Pharming: Rather than tricking users into clicking a malicious link, pharming manipulates DNS or local configuration to redirect them to a fraudulent site automatically — even when they type a legitimate URL directly. Two primary methods:
- Compromising DNS servers to return malicious IP addresses for legitimate domain names.
- Modifying the victim's local
hostsfile to point domains at attacker-controlled IPs. - Installing malware that alters browser or network settings to reroute traffic.
Pharming requires no action from the victim beyond opening their browser. The redirect happens invisibly.
Cross-Site Scripting (XSS)
XSS exploits a vulnerability in how a web application handles user-supplied input. If the application fails to sanitize inputs, an attacker can inject JavaScript that runs in other users' browsers.
Reflected XSS: The attacker crafts a malicious URL containing JavaScript as a query parameter. When a victim clicks the link, the server reflects that input back in the response without sanitizing it, and the browser executes it. A common use is to exfiltrate session cookies by encoding a script that sends the victim's cookies to an attacker-controlled server. The attacker then replays that cookie value to impersonate the victim — this is session hijacking.

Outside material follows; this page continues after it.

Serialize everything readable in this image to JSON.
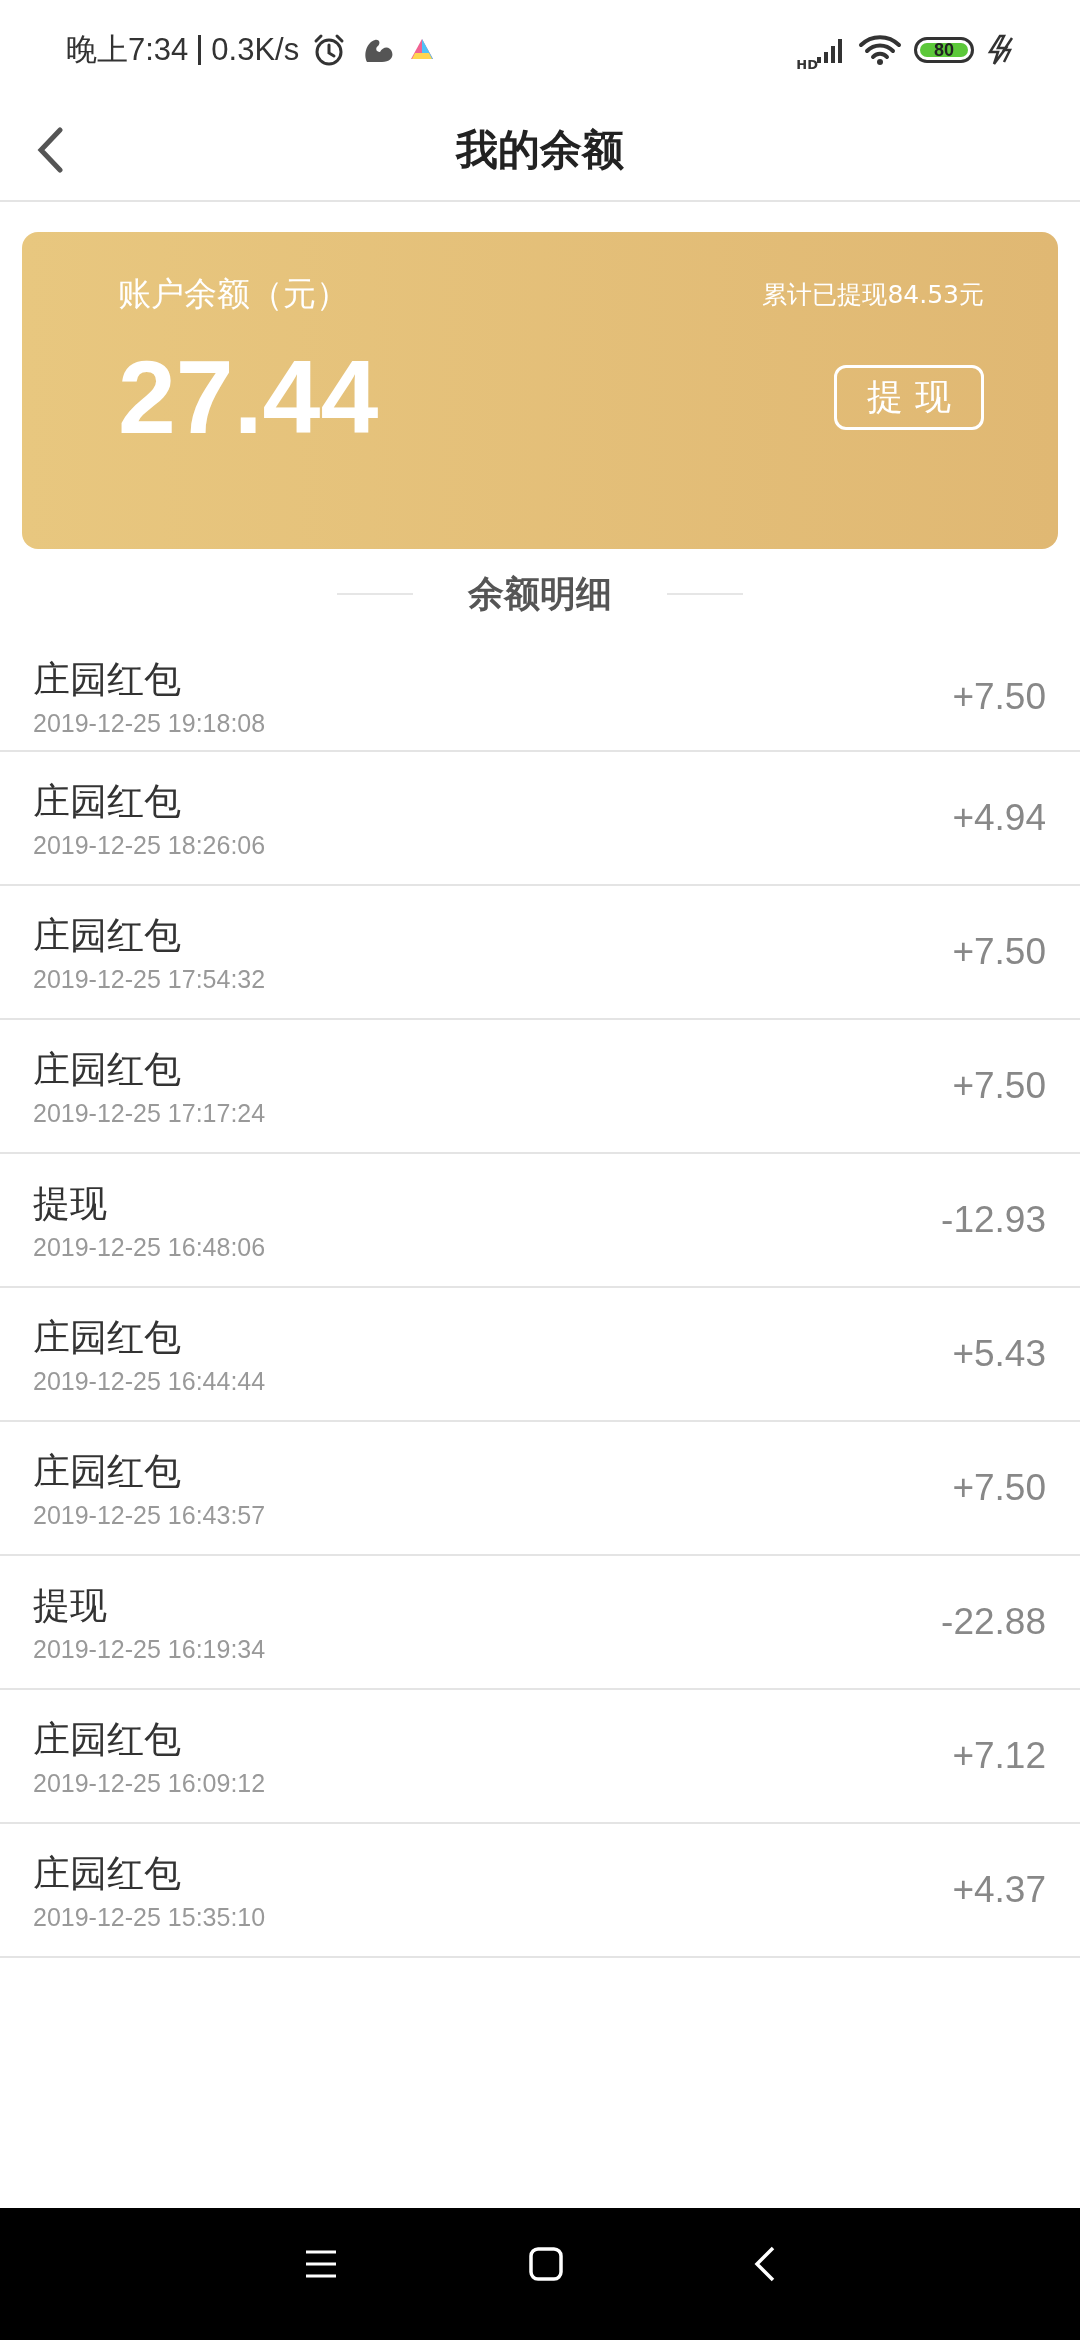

Stored XSS: The attacker injects malicious JavaScript into a form field that gets stored in the application's database — a comment field on a forum, a user profile, a message inbox. Every user who loads that content subsequently executes the injected script in their browser without any interaction with the attacker.
Prevention:
- Output encoding: When user-supplied data is rendered back in HTML, encode it so characters like
<script>are displayed as literal text rather than parsed as HTML. - Input sanitization: Validate and sanitize all user-supplied input. Special characters like
<,>, and"should be handled as data, not markup. - Content Security Policy (CSP): A response header that tells the browser which domains are allowed to load scripts, styles, and other resources. Scripts from unlisted sources are blocked.
- HTTP-only flag on cookies: Prevents JavaScript from accessing cookies via
document.cookie, blocking cookie theft even if a script is injected successfully. - Security awareness training.
SQL Injection
SQL injection attacks a web application's database by inserting malicious SQL commands into input fields. If the application passes user input directly into a SQL query without validation, the attacker's input becomes part of the query itself.
A classic example: a login form that constructs a query like SELECT * FROM users WHERE username = '[input]'. If the attacker enters ' OR 1=1; -- as the username, the query becomes SELECT * FROM users WHERE username = '' OR 1=1; --. The 1=1 condition is always true, the -- comments out the rest of the query, and the attacker bypasses authentication entirely.
Beyond authentication bypass, SQL injection can dump entire tables, modify or delete records, and in some configurations execute OS commands.
Prevention:
Parameterized queries (prepared statements): The query structure is defined before any user input is supplied. Input is passed as a parameter and treated as data, never as executable SQL code.
cursor.execute("SELECT * FROM users WHERE username = ? AND password = ?", (username, password))
Stored procedures: Precompiled SQL logic stored in the database itself. User input is passed as parameters into predefined logic rather than being concatenated into queries.
Input validation: Limit input to expected formats where possible, such as numbers, dates, known enum values, or allowed character sets. Do not rely on blocking SQL metacharacters as the main defense; parameterized queries are the main defense.
Least privilege: The database account the application uses should have only the permissions it needs. A read-only application should connect with a read-only DB account. If injection occurs, the blast radius is limited.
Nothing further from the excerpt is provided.